A ” jam session ” by Michaela and Angelika
A: Since I have started listening to Eckhart Tolle´s teachings in 2008, I have gone on and off into periods of intensive pain and suffering. Lately emotional pain has replaced the physical pain.
M: Physical pain very often is an expression of blocked energy. It can be maddening, because one can really suffer a lot, but no physical causes can be found. Very often the diagnosis is “psychosomatic,” which is correct, but for many sufferers has the undertone of “faking it,” or “its not serious.”
A: Eckhart suggests that we surrender to what is. So I followed this practice as well as I could from the time I began listening to his work.
Four weeks ago, by chance I happened to meet a friend, who was very keen on telling me about John Welwood´s work. My immediate “ego” response was a sense of resistance to my friend´s offering. However, I went ahead and ordered a set of CDs of a John Welwood seminar.
Three weeks ago I entered a seven day period of almost unbearable despair, emotional pain and desolation. These feelings came up within me almost randomly. All I could do was allow them to be. I did my best not to add a story to the upcoming sensations and emotions. My resistance towards what was happening was very exhausting.
At the time I received the Welwood CD set. On the set, he was explaining the causes of our psychological difficulties, which are, like a never ending wheel of karma, repeatedly calling up pain and suffering.
However, he also points to the way out of this condition. Welwood explains that feeling connected to Life allows a free circulation of energy. Then we feel open, and experience Stillness, Peace, and Genuine Goodness. A loss of this connected feeling causes pain, grief, sorrow and anger.
M: It leads to resistance, because the strong emotions can be perceived as unbearable.
A: This unconnected condition usually leads to acting out our defenses (e.g., attack or withdrawal), as we try to compensate for the pain. Old grievance is also a part of our compensation as well as a cause for it. It obscures the feeling of anger. Anger conceals the grief of the loss of connection, of the loss of a sense of who we really are, of the loss of “self love.”
Usually our strategy is to blame “the others” for this. M: ”The others” may also be a disease or chronic symptoms of pain and suffering. It is much easier to blame a “disease” than looking for the causes within oneself. A: Although at other times we may as well expect “the others” to be able to heal our loss.
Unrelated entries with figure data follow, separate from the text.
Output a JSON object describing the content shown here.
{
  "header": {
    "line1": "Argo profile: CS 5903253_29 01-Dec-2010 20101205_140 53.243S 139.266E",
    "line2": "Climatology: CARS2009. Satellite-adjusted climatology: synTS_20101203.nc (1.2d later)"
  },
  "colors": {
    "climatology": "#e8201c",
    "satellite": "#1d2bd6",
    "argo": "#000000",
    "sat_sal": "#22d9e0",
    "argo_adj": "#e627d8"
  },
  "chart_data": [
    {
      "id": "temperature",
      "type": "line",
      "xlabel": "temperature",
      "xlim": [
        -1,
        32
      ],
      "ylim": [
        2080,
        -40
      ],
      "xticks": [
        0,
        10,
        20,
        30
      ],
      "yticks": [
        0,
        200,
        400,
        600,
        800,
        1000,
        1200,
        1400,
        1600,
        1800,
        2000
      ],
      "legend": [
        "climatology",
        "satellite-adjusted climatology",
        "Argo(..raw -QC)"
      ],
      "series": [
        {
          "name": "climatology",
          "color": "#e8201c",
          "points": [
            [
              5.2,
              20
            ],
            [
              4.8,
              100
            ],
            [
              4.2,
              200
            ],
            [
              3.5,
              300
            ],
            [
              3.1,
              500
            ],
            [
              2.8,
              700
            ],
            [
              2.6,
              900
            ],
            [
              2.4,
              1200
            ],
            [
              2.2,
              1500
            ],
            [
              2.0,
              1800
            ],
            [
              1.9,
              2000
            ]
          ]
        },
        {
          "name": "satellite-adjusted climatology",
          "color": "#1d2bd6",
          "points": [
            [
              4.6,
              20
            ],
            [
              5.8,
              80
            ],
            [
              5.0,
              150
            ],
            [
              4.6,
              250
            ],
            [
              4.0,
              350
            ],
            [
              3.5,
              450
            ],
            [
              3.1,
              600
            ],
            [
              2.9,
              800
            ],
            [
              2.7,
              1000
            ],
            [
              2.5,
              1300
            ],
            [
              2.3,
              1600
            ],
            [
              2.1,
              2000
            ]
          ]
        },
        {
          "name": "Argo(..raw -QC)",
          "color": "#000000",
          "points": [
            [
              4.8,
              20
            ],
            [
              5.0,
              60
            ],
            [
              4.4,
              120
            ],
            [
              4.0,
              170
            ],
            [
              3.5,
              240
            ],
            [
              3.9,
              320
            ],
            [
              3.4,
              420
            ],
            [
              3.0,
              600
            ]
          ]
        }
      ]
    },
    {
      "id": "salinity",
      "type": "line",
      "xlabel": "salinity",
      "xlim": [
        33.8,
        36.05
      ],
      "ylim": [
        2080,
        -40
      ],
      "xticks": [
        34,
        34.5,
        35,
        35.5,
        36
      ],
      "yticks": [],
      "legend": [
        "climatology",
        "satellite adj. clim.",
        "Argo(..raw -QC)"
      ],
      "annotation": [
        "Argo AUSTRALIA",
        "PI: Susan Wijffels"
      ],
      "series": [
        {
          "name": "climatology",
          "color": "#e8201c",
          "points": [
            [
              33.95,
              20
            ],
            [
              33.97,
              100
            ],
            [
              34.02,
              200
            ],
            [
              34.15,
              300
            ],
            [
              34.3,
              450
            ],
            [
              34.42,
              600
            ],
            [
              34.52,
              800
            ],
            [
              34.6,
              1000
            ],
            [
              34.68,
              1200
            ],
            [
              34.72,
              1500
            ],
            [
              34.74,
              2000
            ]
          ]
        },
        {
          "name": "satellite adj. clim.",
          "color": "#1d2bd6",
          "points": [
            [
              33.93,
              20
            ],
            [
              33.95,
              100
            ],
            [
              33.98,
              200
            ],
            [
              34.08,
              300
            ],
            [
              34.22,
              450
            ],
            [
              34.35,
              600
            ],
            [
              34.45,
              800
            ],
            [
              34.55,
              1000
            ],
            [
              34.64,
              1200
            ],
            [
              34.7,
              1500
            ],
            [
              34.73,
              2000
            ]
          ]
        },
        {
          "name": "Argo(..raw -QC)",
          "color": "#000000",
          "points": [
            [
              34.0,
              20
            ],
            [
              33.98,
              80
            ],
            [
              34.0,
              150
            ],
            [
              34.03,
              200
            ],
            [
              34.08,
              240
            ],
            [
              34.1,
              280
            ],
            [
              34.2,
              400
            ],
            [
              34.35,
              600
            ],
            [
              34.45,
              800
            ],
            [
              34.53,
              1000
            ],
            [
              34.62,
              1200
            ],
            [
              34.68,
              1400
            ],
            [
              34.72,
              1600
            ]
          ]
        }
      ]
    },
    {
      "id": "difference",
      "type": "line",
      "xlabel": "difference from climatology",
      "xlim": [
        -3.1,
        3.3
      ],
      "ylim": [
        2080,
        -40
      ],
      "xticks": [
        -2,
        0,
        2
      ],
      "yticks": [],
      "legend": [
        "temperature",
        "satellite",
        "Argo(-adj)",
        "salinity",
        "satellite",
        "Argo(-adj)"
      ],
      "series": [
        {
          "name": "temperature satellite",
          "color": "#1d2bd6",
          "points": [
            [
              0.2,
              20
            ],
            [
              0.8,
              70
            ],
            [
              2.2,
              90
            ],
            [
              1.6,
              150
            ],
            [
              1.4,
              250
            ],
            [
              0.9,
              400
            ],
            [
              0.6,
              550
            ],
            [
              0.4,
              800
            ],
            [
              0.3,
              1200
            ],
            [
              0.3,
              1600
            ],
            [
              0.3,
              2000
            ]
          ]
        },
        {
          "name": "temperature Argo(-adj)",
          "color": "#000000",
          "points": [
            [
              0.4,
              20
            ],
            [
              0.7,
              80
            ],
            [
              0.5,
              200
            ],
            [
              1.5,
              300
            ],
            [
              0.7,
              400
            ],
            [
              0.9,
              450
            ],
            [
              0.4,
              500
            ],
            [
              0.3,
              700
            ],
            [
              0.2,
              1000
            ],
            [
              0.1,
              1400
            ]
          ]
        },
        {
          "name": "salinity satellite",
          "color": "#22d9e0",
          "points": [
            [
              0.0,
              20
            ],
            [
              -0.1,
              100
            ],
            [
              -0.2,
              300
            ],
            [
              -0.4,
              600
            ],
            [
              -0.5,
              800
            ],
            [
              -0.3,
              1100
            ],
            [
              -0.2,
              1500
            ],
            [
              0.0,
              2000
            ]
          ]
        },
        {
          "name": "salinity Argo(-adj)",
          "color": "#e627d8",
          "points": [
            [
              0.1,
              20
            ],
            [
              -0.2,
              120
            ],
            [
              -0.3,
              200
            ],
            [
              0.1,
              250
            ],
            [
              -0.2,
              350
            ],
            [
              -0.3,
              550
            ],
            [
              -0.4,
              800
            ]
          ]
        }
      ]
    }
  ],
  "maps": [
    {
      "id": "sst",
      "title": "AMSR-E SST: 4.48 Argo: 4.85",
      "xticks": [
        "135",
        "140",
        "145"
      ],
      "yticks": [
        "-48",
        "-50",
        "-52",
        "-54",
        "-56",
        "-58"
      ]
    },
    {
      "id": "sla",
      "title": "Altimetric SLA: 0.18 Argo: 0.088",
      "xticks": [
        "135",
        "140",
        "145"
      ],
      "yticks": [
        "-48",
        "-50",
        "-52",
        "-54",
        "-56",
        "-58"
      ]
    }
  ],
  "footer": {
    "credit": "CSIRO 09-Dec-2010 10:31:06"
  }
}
This almost never works and it engages us in an ongoing circle of actions and reactions. M: This is also true for being frustrated with medicine or the physician, who can become “the other.”
A: What works is the antidote for the loss of connection:
Learning to hold our own sense of “un-love,” and learning to relate from within ourselves to pain, body sensations, and resistance brings us to the actual healing itself. M: This is what is called allowing and acceptance, or “loving what is.” Of course I can only allow, what I know to be there…
A: We need to find the “place of un-love” within us, although it is usually the last place we want to experience. This part of us is like a haunted house and we have abandoned it. Coming back to this place, experiencing it directly, opening it up again, letting light and warmth in, will bring healing and connection to Life itself. We need to learn now to hold this place within us. M: It feels like relaxing, actually.
A: That is basically what we had always wanted from our parents.
We wanted and needed them to show us how to deal with arising sensations and emotions in our body. We wanted them to tell us, “I see what you feel, and it is alright.”
M: It may not always be a totally straightforward process to find this place. It may be buried under resistance, denial or patterns of avoidance. It is important to unfurl the entangled energies and go to the bottom of them. There may be layers of different feelings and emotions to uncover.
A: Since we are not children any longer, it is appropriate to go to this place alone, make contact with it, acknowledge what is there, and how it feels in our body (as opposed to in our mind). We may experience a feeling in our stomach, an agitation in the belly, a tightness in the chest or throat, or a general heaviness in our body. With this experience we open our heart to the feeling, and develop a kind understanding towards our self. We then let go of any barrier between us and the feeling. We now stay in alert presence with it.
We allow it to be just as it is, and this allows us to relax.
We deliberately relinquish any attempts to fix, judge or change sensations or emotions. Welwood calls this “body sensing,” meaning “the acknowledging of inner feeling and not the story or mental construction around it.” Gurdjieff called this “conscious suffering,” willingly making use of the pain that arises when encountering inner feelings (obstacles), as a motivation to work on overcoming them. M: Conscious suffering is actually a contradiction of terms. Once we are conscious of the sensation of the pain and experience, and allow it for what it is, we no longer “suffer.” We only suffer when we build resistance towards something. Once we accept and allow, we drop the resistance, which is called letting go. Another word for it would be to “open up.”
A: Knowing this, we can, especially in any relationship, convert tribulations, misunderstandings, misinterpretations into chances for healing and instead of closing up, get reconnected to Life itself again.